1. Find The Right Pose
The classic position for meditation with legs crossed and palms open is not the only one you can use. Being comfortable while you meditate is a key factor of success. If the classic meditation pose doesn't feel comfortable for you, it is alright to choose another one. There are many meditation positions that you can try. You may sit on a cushion with your legs crossed or you may sit on a cushion while kneeling. If you suffer from back pain it is fine to just lie down while meditation. You may experiment with different positions and find the one you are most comfortable with.
2. Breath From The Belly
There are more ways you can breathe, the main variations being the belly breath and the shallow breath. People who are overwhelmed and stressed generally have a shallow breath, barely enough to notice. The way we breathe affects our mental and physical health. A shallow breath is not the correct way to breathe and has unhealthy effects on our mind and body.

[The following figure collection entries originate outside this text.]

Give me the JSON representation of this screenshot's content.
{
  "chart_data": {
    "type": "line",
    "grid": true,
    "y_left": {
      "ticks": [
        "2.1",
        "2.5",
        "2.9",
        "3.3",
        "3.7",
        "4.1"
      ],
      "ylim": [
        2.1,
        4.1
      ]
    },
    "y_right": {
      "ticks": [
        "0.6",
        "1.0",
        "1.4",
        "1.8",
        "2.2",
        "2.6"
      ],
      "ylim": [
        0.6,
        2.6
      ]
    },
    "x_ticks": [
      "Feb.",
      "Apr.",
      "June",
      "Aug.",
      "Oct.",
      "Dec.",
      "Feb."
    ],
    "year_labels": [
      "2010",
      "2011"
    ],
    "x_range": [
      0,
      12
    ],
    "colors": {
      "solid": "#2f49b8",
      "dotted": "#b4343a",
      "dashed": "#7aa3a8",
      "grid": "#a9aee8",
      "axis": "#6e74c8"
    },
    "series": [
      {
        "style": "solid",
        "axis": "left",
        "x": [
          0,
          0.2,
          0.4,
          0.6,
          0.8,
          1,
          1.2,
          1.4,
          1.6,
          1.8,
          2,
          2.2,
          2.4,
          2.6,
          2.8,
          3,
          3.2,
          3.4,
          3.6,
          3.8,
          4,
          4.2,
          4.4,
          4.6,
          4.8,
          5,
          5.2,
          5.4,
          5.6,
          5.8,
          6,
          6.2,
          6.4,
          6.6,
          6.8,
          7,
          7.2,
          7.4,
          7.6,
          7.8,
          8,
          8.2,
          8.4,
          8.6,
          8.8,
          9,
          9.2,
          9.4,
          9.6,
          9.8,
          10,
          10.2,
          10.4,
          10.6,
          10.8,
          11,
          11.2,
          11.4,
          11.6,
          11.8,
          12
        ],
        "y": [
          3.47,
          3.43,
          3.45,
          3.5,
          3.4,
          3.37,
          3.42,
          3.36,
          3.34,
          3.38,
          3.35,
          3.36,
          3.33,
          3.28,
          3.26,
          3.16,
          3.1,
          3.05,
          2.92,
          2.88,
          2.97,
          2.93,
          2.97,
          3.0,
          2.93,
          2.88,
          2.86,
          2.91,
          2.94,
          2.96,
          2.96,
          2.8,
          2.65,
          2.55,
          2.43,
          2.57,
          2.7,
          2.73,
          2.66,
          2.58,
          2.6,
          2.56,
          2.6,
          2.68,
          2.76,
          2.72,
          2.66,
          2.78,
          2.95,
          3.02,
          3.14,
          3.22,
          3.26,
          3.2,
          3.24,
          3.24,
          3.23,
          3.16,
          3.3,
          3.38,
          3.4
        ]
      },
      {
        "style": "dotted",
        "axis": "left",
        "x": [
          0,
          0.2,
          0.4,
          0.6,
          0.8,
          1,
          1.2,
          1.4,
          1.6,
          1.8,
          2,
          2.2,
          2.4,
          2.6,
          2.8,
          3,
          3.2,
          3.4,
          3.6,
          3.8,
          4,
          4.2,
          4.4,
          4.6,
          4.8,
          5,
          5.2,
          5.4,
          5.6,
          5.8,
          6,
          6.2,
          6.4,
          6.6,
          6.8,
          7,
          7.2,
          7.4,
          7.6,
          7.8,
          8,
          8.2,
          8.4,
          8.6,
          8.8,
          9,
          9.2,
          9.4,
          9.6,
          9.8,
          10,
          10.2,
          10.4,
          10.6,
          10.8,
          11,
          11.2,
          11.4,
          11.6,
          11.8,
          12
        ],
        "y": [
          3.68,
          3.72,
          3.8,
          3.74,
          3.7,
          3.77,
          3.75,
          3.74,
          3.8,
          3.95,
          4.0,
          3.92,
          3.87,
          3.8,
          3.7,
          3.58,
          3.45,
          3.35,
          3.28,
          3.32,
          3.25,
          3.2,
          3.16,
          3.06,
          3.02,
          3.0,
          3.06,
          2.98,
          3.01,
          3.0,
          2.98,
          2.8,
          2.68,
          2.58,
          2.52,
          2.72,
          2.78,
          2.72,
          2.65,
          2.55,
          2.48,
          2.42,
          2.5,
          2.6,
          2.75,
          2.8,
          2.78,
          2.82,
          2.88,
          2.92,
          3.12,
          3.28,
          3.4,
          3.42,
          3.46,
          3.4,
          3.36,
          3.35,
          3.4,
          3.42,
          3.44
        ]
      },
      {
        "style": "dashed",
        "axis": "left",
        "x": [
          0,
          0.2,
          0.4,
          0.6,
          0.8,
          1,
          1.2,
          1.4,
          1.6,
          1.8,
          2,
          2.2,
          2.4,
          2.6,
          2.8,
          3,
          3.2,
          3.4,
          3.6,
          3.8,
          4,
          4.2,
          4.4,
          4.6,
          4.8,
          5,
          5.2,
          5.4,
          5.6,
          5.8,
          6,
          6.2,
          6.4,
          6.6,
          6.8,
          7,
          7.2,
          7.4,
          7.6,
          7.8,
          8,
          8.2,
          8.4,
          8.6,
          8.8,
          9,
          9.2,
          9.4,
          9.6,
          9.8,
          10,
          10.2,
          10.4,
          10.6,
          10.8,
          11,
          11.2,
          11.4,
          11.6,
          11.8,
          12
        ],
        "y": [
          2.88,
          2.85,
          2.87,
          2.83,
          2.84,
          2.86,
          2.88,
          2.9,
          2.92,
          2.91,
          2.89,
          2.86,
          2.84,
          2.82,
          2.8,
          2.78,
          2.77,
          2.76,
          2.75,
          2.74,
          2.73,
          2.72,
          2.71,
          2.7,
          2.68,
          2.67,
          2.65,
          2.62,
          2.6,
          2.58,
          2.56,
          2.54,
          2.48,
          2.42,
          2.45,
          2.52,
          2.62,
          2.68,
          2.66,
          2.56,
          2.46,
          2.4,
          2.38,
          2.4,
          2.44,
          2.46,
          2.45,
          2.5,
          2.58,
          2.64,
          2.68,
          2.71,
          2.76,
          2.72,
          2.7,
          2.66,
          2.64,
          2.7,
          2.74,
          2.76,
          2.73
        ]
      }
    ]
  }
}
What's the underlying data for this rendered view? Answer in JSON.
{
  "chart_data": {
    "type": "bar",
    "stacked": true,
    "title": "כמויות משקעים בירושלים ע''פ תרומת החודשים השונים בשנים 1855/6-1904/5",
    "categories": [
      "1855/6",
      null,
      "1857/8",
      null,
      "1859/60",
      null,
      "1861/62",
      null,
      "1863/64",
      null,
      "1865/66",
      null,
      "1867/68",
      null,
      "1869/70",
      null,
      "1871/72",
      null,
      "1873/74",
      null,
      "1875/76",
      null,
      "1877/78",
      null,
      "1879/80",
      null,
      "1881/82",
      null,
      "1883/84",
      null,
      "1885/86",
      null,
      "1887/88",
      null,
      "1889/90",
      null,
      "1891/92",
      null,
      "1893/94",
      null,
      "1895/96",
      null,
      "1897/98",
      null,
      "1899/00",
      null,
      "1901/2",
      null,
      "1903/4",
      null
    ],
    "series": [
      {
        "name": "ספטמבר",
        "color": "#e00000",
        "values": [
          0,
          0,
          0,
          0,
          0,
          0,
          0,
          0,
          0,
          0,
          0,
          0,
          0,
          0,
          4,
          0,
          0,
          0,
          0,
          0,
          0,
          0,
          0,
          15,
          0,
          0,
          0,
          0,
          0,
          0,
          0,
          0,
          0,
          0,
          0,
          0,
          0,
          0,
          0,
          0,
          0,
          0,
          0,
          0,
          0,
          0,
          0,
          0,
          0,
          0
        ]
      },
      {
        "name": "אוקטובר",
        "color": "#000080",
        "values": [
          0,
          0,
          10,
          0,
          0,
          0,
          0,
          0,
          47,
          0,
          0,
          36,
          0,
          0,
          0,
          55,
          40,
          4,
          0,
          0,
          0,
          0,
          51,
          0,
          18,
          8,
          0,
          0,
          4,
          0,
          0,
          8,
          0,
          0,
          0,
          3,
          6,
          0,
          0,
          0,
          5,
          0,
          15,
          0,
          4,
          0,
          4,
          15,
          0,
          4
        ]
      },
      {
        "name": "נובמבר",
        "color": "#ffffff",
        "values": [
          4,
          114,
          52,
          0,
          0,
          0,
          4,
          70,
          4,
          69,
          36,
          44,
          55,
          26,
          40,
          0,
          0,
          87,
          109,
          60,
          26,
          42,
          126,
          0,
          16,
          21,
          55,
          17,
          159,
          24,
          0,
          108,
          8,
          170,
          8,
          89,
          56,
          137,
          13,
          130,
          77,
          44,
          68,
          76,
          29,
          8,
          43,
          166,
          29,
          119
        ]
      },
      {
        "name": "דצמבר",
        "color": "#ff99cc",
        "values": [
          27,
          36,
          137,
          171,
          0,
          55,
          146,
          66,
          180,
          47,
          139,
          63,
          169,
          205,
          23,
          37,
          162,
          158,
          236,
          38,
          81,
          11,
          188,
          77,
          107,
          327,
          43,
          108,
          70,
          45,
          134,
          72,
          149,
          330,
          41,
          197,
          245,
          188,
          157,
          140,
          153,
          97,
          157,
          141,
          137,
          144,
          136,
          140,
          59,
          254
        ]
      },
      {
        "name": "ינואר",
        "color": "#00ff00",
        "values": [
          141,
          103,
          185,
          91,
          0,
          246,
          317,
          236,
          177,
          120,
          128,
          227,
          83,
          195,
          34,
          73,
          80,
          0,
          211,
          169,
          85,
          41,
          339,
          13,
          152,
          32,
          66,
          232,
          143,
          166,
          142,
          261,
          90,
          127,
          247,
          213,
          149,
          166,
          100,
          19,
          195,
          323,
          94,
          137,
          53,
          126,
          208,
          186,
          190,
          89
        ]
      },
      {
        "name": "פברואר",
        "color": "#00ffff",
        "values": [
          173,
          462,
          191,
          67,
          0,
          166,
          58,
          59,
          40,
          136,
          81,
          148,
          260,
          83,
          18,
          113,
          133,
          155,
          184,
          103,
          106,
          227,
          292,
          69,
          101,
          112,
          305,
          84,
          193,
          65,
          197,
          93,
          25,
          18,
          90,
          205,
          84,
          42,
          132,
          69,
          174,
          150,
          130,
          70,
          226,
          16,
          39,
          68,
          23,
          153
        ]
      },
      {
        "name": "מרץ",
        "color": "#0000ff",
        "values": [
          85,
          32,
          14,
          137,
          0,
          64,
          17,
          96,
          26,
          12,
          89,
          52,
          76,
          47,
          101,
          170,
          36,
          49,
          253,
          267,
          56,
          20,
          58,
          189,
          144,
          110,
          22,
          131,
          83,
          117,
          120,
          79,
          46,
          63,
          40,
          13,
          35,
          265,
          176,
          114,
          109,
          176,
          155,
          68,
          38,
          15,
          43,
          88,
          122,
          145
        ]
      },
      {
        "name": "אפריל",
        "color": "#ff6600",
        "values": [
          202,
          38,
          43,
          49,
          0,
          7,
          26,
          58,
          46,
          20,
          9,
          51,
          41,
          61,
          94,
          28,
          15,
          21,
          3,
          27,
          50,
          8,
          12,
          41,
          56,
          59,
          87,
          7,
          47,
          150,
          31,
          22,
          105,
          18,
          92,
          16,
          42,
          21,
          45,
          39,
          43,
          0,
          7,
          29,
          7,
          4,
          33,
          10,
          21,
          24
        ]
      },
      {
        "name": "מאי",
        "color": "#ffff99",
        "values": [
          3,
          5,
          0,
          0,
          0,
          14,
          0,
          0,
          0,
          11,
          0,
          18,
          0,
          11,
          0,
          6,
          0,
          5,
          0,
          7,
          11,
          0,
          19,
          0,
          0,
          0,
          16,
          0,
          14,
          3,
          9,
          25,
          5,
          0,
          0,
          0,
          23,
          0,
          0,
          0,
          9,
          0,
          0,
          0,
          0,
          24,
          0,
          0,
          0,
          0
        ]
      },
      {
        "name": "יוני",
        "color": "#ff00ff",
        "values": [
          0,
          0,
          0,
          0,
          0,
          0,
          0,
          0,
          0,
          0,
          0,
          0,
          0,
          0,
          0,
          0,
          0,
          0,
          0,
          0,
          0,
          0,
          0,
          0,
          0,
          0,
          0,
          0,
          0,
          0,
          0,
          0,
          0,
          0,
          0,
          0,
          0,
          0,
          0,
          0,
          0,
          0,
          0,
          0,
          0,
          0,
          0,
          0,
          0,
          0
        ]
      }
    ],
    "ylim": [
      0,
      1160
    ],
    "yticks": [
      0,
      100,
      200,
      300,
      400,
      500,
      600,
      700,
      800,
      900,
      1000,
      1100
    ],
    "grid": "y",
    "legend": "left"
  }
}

When meditating, always start by breathing from your belly. This is called belly breathing or diaphragmatic breathing. Place your hand on your belly and observe how it contracts and expands. Then close your eyes and focus on breathing through your nose, while keeping your body relaxed and your back straight. You can start meditating after several minutes of breathing from your belly.
3. Meditate In Your Lunch Hour
Nowadays, people have become more busy than ever, with tight work schedules. Traditionally, meditation was performed at the sunrise, a perfect way to start your day. It is fine if you do not find time to meditate in the morning, before work. You can do it instead at work, in your lunch hour. All equipment you need for meditating is just your mind. So it is no reason why you couldn't meditate at your workplace. Center and focus inwards during your lunch hour, whether you do it in a nearby park, or just in your car.
4. Intention Meditation
To achieve even more benefits from meditation you can meditate with purpose and intention. Before taking the first breath focus on what you want to accomplish. You may be wanting peace of mind, you may need to get rid of anxiety, or you may just need to turn off the internal chatter. Ask for what you want during your meditation and you will experience how powerful your intentions can be.

5. Mantra Meditation
Mantra meditation helps beginners to avoid distraction and focus on a positive thought, as well as connecting with their true self.
Sit in your favorite position and breathe deeply from your diaphragm. Observe how your breath flows in and out. After a few breaths, start incorporating a mantra in your meditation. You can choose a positive word or phrase that brings harmony, purpose, and self-acceptance.